In Gradisil, for example, every American military and political character is an idiot. Now even if we allow that that might be the case in real life, it is still not a good reason to create characters like that in a piece of fiction because it cheapens what his “heroine” (for wont of a better word) achieves.

In Land of the Headless, instead of creating a realistically frightening, intrusive and controlling religious state capable of ruling over an entire planet (or more) and instilling discipline on vast populations, Mr Roberts sketches out a rough and ready foe - apparently consisting almost entirely of one cruel policeman that gives no sense of the oppression his characters must live under and no sense of the weight of forces his protagonist must find himself struggling against.

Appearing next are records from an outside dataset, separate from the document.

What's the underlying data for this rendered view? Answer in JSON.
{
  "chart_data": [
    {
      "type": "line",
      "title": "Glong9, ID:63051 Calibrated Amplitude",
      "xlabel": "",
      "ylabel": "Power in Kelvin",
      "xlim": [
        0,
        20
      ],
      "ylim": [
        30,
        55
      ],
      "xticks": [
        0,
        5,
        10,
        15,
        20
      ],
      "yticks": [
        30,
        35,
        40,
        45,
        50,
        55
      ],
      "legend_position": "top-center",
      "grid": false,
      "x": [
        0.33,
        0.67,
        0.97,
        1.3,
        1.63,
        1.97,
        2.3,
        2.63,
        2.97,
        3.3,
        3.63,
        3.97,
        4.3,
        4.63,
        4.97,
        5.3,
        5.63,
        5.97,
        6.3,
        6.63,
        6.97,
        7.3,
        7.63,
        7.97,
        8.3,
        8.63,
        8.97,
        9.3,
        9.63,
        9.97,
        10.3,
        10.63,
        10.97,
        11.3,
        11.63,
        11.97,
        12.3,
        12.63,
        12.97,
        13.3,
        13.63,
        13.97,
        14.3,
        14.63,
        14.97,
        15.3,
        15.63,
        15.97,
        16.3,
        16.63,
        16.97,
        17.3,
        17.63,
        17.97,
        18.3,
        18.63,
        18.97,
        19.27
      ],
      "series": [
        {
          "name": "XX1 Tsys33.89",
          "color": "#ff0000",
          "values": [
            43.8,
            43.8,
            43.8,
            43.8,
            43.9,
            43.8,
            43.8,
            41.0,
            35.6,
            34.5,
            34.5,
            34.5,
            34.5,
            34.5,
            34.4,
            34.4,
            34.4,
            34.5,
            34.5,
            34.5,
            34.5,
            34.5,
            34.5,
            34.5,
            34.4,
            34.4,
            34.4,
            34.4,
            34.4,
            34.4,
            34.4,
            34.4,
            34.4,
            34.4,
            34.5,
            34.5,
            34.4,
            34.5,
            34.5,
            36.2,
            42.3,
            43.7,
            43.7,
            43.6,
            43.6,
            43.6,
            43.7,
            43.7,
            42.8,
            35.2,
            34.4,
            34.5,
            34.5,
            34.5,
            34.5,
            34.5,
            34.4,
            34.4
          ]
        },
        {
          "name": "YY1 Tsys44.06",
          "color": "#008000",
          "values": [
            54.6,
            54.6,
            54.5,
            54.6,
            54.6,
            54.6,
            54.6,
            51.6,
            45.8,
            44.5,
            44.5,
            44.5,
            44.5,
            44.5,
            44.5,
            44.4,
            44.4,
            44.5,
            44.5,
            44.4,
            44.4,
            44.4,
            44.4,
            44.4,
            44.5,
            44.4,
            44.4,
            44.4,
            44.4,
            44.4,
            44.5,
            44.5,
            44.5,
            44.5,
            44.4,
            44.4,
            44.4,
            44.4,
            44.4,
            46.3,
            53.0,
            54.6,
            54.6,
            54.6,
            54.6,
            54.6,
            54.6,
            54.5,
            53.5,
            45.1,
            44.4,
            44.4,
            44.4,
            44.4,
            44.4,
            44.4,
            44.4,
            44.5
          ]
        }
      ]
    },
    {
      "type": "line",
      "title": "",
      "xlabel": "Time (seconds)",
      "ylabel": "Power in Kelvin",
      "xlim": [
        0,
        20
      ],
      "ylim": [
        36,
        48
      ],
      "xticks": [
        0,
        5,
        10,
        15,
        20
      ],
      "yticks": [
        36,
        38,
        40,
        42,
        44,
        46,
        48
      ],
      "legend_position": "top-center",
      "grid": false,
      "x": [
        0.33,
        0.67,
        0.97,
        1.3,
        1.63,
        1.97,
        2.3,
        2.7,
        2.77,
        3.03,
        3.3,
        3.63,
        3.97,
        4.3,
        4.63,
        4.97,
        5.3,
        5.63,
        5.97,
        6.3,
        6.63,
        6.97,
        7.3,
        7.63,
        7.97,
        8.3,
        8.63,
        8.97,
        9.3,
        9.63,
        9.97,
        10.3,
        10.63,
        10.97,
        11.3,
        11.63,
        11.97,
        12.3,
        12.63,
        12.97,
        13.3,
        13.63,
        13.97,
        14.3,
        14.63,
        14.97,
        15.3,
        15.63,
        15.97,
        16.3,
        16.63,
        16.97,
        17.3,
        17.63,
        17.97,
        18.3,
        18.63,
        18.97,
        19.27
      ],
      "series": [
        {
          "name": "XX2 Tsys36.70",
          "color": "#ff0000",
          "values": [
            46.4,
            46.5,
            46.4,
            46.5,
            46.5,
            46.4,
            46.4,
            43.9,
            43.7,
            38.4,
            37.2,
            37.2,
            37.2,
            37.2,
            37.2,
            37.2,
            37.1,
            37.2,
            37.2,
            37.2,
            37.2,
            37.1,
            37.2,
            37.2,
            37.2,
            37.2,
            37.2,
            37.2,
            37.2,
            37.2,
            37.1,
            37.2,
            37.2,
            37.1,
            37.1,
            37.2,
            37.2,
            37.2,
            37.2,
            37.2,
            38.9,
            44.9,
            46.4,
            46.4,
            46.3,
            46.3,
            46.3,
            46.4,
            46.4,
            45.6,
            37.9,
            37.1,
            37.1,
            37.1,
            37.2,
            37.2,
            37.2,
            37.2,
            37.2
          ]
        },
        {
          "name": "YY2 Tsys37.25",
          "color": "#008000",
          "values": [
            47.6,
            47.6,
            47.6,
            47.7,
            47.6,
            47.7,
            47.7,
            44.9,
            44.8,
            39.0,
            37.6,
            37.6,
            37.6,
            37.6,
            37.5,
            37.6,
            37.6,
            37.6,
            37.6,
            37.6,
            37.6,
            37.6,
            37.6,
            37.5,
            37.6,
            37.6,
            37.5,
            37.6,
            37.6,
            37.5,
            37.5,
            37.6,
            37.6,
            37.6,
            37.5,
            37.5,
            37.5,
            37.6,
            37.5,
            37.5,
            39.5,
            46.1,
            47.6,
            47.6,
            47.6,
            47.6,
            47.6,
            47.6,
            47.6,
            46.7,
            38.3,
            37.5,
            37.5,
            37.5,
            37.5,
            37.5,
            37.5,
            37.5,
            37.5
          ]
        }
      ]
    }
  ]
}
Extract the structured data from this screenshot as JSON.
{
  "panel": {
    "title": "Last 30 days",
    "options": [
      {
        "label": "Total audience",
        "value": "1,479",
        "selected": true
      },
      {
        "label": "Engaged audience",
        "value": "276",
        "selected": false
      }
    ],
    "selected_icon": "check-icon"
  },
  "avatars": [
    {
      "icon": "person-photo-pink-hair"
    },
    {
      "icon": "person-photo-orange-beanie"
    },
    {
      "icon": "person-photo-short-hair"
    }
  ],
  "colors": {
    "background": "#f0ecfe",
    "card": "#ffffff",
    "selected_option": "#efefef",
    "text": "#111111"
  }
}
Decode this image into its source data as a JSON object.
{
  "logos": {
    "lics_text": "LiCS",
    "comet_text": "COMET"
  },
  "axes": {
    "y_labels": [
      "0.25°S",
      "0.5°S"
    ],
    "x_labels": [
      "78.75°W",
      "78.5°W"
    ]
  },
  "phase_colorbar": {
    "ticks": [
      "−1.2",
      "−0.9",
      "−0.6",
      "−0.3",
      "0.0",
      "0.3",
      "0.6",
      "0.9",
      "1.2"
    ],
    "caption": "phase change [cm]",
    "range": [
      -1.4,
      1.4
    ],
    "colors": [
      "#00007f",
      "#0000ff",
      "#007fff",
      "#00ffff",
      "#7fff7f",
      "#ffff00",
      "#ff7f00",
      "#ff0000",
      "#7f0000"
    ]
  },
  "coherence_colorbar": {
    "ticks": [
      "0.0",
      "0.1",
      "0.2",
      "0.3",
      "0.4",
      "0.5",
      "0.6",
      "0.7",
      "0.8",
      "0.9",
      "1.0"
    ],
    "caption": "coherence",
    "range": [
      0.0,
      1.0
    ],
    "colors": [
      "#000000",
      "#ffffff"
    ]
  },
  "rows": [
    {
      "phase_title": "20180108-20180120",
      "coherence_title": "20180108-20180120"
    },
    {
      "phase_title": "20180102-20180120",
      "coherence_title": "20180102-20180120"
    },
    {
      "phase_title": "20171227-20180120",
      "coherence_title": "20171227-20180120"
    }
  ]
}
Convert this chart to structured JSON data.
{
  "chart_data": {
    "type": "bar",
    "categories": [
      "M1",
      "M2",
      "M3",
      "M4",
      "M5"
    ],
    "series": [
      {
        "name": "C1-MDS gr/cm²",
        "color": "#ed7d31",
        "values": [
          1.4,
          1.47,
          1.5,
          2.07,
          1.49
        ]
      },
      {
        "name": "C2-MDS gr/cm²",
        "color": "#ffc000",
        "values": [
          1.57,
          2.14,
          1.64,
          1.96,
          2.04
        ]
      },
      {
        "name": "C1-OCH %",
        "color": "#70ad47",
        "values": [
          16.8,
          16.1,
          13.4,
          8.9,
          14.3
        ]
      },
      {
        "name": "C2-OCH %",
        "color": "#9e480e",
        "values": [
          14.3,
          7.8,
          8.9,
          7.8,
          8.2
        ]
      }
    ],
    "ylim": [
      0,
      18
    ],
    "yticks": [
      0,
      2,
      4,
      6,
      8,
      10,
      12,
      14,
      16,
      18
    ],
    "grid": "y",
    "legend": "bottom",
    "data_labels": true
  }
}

I can see that Adam Roberts doesn’t want to write simple x versus y stories - but I do think he needs to find a way to make the struggles of his protagonists more engaging - they need to grab the gut as well as the mind.

I stand by my review - looking back on it I can see why Adam would consider it harsh and perhaps I was guilty of playing to the stalls - playing up the easy targets and not spending as much time on the things I liked (but even then, I still I don’t think the review is entirely negative). In my defence it was a limited word review and I make no claims towards literary criticism - my English A Level is too distant a piece of history for that - I’m really only someone who tries to write about stuff I’ve read and watched in what I hope is an entertaining way.

As a writer would I want to have received the review I gave Adam Roberts?

No. I’d hate me. I’d want to shove my big-head down the nearest bog. I’d want to scream what the fuck do you know you useless nobody. So kudos to Mr Roberts for taking it on the chin.

If there’s one thing Adam Roberts can take solace from in my review of Land of the Headless it is that the fact is that he’s the author with the string of novels out there (two even since Land…) to be shot at by peabrains like me. While I can’t even seem to get a short story in print.